Malcolm Gaskill: Well, I think that they, these Puritans, wouldn’t necessarily have recognized the term theocracy because, for them, that wasn’t really a choice. I think that they took it for granted that God was acting through them or rather that they would try to live up to what they thought was God’s, was the mission that God had set for them in New England. So that, they, they felt very strongly that God had brought them within a covenant and that they had to live up to this. But of course, this actually meant that they really fell short of this a lot of the time, and this caused all sorts of other troubling emotions like a sense of guilt, really, I suppose, and shame. And that, I think, in the end, that’s something which they can’t shake off. And that’s really that image of that Stern, intolerant, inflexible Puritan that has come down to us through The Crucible and Nathaniel Hawthorne and, and from The Scarlet Letter and that particular kind of 19th-century American literature.

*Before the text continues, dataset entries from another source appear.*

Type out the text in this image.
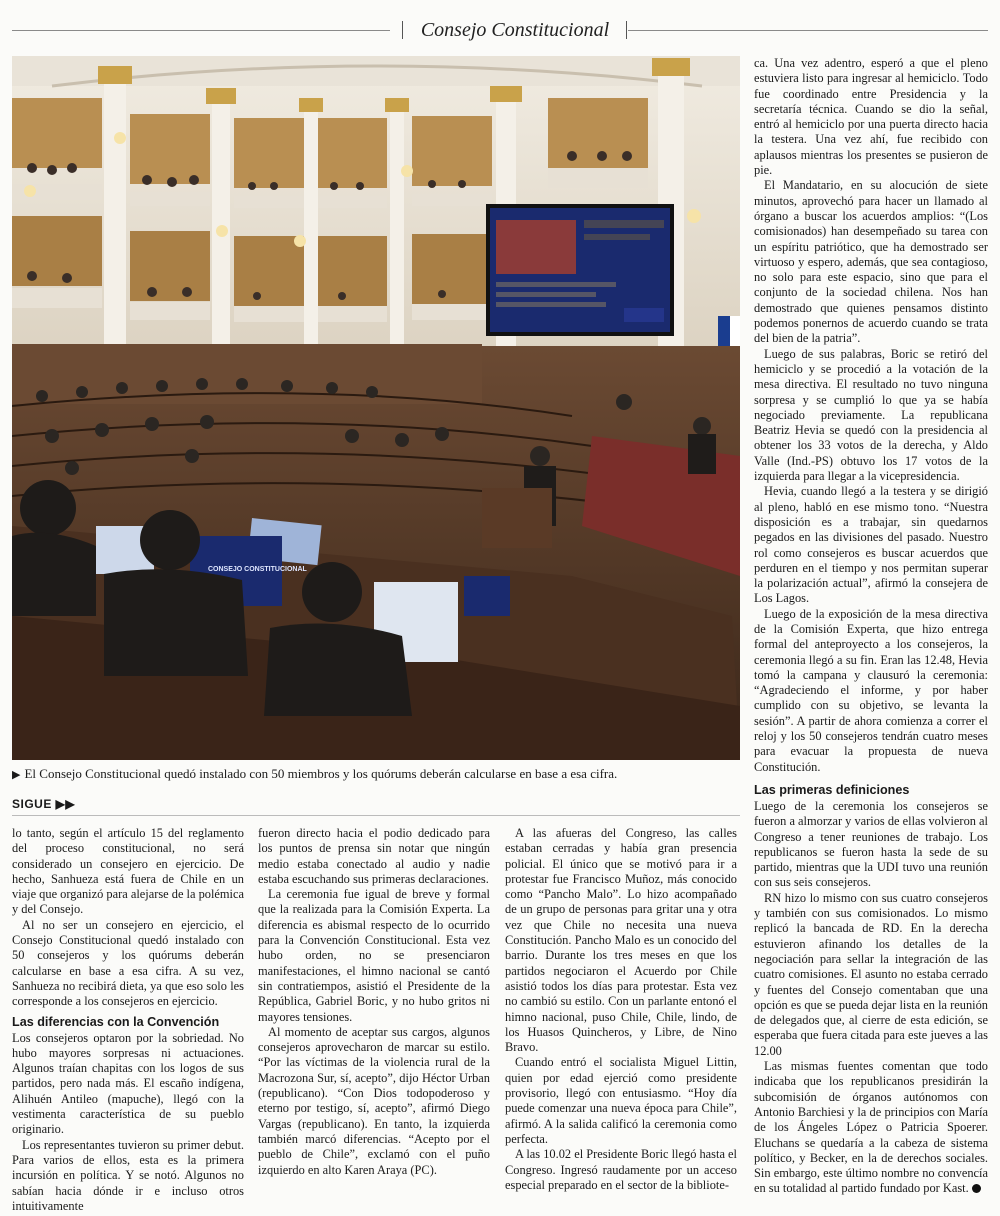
Consejo Constitucional
CONSEJO CONSTITUCIONAL
▶ El Consejo Constitucional quedó instalado con 50 miembros y los quórums deberán calcularse en base a esa cifra.
SIGUE ▶▶

ca. Una vez adentro, esperó a que el pleno estuviera listo para ingresar al hemiciclo. Todo fue coordinado entre Presidencia y la secretaría técnica. Cuando se dio la señal, entró al hemiciclo por una puerta directo hacia la testera. Una vez ahí, fue recibido con aplausos mientras los presentes se pusieron de pie.

El Mandatario, en su alocución de siete minutos, aprovechó para hacer un llamado al órgano a buscar los acuerdos amplios: “(Los comisionados) han desempeñado su tarea con un espíritu patriótico, que ha demostrado ser virtuoso y espero, además, que sea contagioso, no solo para este espacio, sino que para el conjunto de la sociedad chilena. Nos han demostrado que quienes pensamos distinto podemos ponernos de acuerdo cuando se trata del bien de la patria”.

Luego de sus palabras, Boric se retiró del hemiciclo y se procedió a la votación de la mesa directiva. El resultado no tuvo ninguna sorpresa y se cumplió lo que ya se había negociado previamente. La republicana Beatriz Hevia se quedó con la presidencia al obtener los 33 votos de la derecha, y Aldo Valle (Ind.-PS) obtuvo los 17 votos de la izquierda para llegar a la vicepresidencia.

Hevia, cuando llegó a la testera y se dirigió al pleno, habló en ese mismo tono. “Nuestra disposición es a trabajar, sin quedarnos pegados en las divisiones del pasado. Nuestro rol como consejeros es buscar acuerdos que perduren en el tiempo y nos permitan superar la polarización actual”, afirmó la consejera de Los Lagos.

Luego de la exposición de la mesa directiva de la Comisión Experta, que hizo entrega formal del anteproyecto a los consejeros, la ceremonia llegó a su fin. Eran las 12.48, Hevia tomó la campana y clausuró la ceremonia: “Agradeciendo el informe, y por haber cumplido con su objetivo, se levanta la sesión”. A partir de ahora comienza a correr el reloj y los 50 consejeros tendrán cuatro meses para evacuar la propuesta de nueva Constitución.

lo tanto, según el artículo 15 del reglamento del proceso constitucional, no será considerado un consejero en ejercicio. De hecho, Sanhueza está fuera de Chile en un viaje que organizó para alejarse de la polémica y del Consejo.

Al no ser un consejero en ejercicio, el Consejo Constitucional quedó instalado con 50 consejeros y los quórums deberán calcularse en base a esa cifra. A su vez, Sanhueza no recibirá dieta, ya que eso solo les corresponde a los consejeros en ejercicio.

Las diferencias con la Convención

Los consejeros optaron por la sobriedad. No hubo mayores sorpresas ni actuaciones. Algunos traían chapitas con los logos de sus partidos, pero nada más. El escaño indígena, Alihuén Antileo (mapuche), llegó con la vestimenta característica de su pueblo originario.

Los representantes tuvieron su primer debut. Para varios de ellos, esta es la primera incursión en política. Y se notó. Algunos no sabían hacia dónde ir e incluso otros intuitivamente

fueron directo hacia el podio dedicado para los puntos de prensa sin notar que ningún medio estaba conectado al audio y nadie estaba escuchando sus primeras declaraciones.

La ceremonia fue igual de breve y formal que la realizada para la Comisión Experta. La diferencia es abismal respecto de lo ocurrido para la Convención Constitucional. Esta vez hubo orden, no se presenciaron manifestaciones, el himno nacional se cantó sin contratiempos, asistió el Presidente de la República, Gabriel Boric, y no hubo gritos ni mayores tensiones.

Al momento de aceptar sus cargos, algunos consejeros aprovecharon de marcar su estilo. “Por las víctimas de la violencia rural de la Macrozona Sur, sí, acepto”, dijo Héctor Urban (republicano). “Con Dios todopoderoso y eterno por testigo, sí, acepto”, afirmó Diego Vargas (republicano). En tanto, la izquierda también marcó diferencias. “Acepto por el pueblo de Chile”, exclamó con el puño izquierdo en alto Karen Araya (PC).

A las afueras del Congreso, las calles estaban cerradas y había gran presencia policial. El único que se motivó para ir a protestar fue Francisco Muñoz, más conocido como “Pancho Malo”. Lo hizo acompañado de un grupo de personas para gritar una y otra vez que Chile no necesita una nueva Constitución. Pancho Malo es un conocido del barrio. Durante los tres meses en que los partidos negociaron el Acuerdo por Chile asistió todos los días para protestar. Esta vez no cambió su estilo. Con un parlante entonó el himno nacional, puso Chile, Chile, lindo, de los Huasos Quincheros, y Libre, de Nino Bravo.

Cuando entró el socialista Miguel Littin, quien por edad ejerció como presidente provisorio, llegó con entusiasmo. “Hoy día puede comenzar una nueva época para Chile”, afirmó. A la salida calificó la ceremonia como perfecta.

A las 10.02 el Presidente Boric llegó hasta el Congreso. Ingresó raudamente por un acceso especial preparado en el sector de la bibliote-

Las primeras definiciones

Luego de la ceremonia los consejeros se fueron a almorzar y varios de ellas volvieron al Congreso a tener reuniones de trabajo. Los republicanos se fueron hasta la sede de su partido, mientras que la UDI tuvo una reunión con sus seis consejeros.

RN hizo lo mismo con sus cuatro consejeros y también con sus comisionados. Lo mismo replicó la bancada de RD. En la derecha estuvieron afinando los detalles de la negociación para sellar la integración de las cuatro comisiones. El asunto no estaba cerrado y fuentes del Consejo comentaban que una opción es que se pueda dejar lista en la reunión de delegados que, al cierre de esta edición, se esperaba que fuera citada para este jueves a las 12.00

Las mismas fuentes comentan que todo indicaba que los republicanos presidirán la subcomisión de órganos autónomos con Antonio Barchiesi y la de principios con María de los Ángeles López o Patricia Spoerer. Eluchans se quedaría a la cabeza de sistema político, y Becker, en la de derechos sociales. Sin embargo, este último nombre no convencía en su totalidad al partido fundado por Kast.
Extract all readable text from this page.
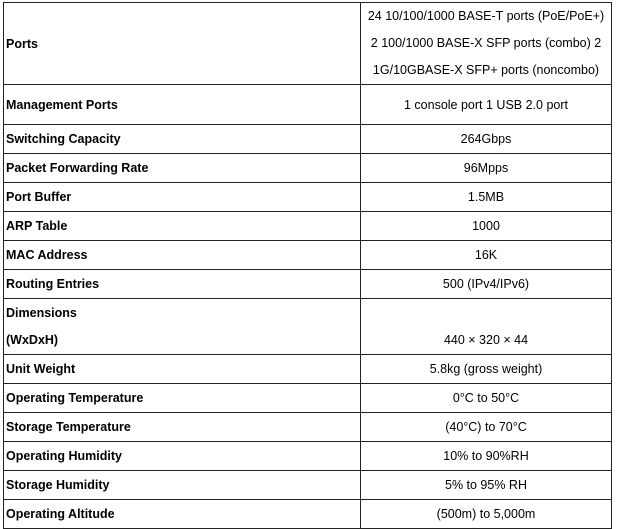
Ports	24 10/100/1000 BASE-T ports (PoE/PoE+)
2 100/1000 BASE-X SFP ports (combo) 2
1G/10GBASE-X SFP+ ports (noncombo)

Management Ports	1 console port 1 USB 2.0 port
Switching Capacity	264Gbps
Packet Forwarding Rate	96Mpps
Port Buffer	1.5MB
ARP Table	1000
MAC Address	16K
Routing Entries	500 (IPv4/IPv6)

Dimensions
(WxDxH)	440 × 320 × 44
Unit Weight	5.8kg (gross weight)
Operating Temperature	0°C to 50°C
Storage Temperature	(40°C) to 70°C
Operating Humidity	10% to 90%RH
Storage Humidity	5% to 95% RH
Operating Altitude	(500m) to 5,000m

Max Nosbisch: Did these witch trials and other witchy sort of episodes like it in New England’s early history impact the thinking of the founding fathers or other Enlightenment thinkers around the world, did it impact their view of the separation of church and state religious freedom, etc., if at all?

Malcolm Gaskill: I don’t think it did directly. But on both sides of the Atlantic, the era of the witch hunt, the history of the witch hunts would start pretty much even before the witch hunts end, that history of the witch hunt does contribute to a sense that there should be reason and rationality in religion as well as in society more generally. And so I think that the memory of the witch trials is very useful in the modern age into the 18th or the 19th, even in the 20th centuries, because I think that it’s a shortcut to teaching them about inhumanity, the lack of charity between neighbors, and I think that the witch trials also work to illustrate the need to have rigorous proofs of law to have what we would today call the Law of evidence, and not to admit hearsay. And I think also witch hunting becomes just that sort of flipside of the ideal of enlightenment, reason, and civility, which 18th and 19th-century states and societies like to pride themselves on.

Max Nosbisch: Do you have any final thoughts or ways people get in touch to order your book, learn more getting on to anything that you want to share–this is sort of your open mic moment?

Malcolm Gaskill: Okay, well, um, thanks. Well, I think that one of the things I would just say about this about my book, The road of all witches, which is actually in the UK, at the moment, it comes out in states with Knopf on the first of November. So, yeah, so obviously, I’m please buy the book, and if anybody wants to follow me on Twitter, I’m @MalcolmGaskill. And I’m always putting little bits and pieces there about witchcraft and other things on there, too. So great.

Max Nosbisch: Excellent. Thank you so much, Malcolm. 

Malcolm Gaskill: Well, it’s an absolute pleasure. Thanks so much for inviting me on.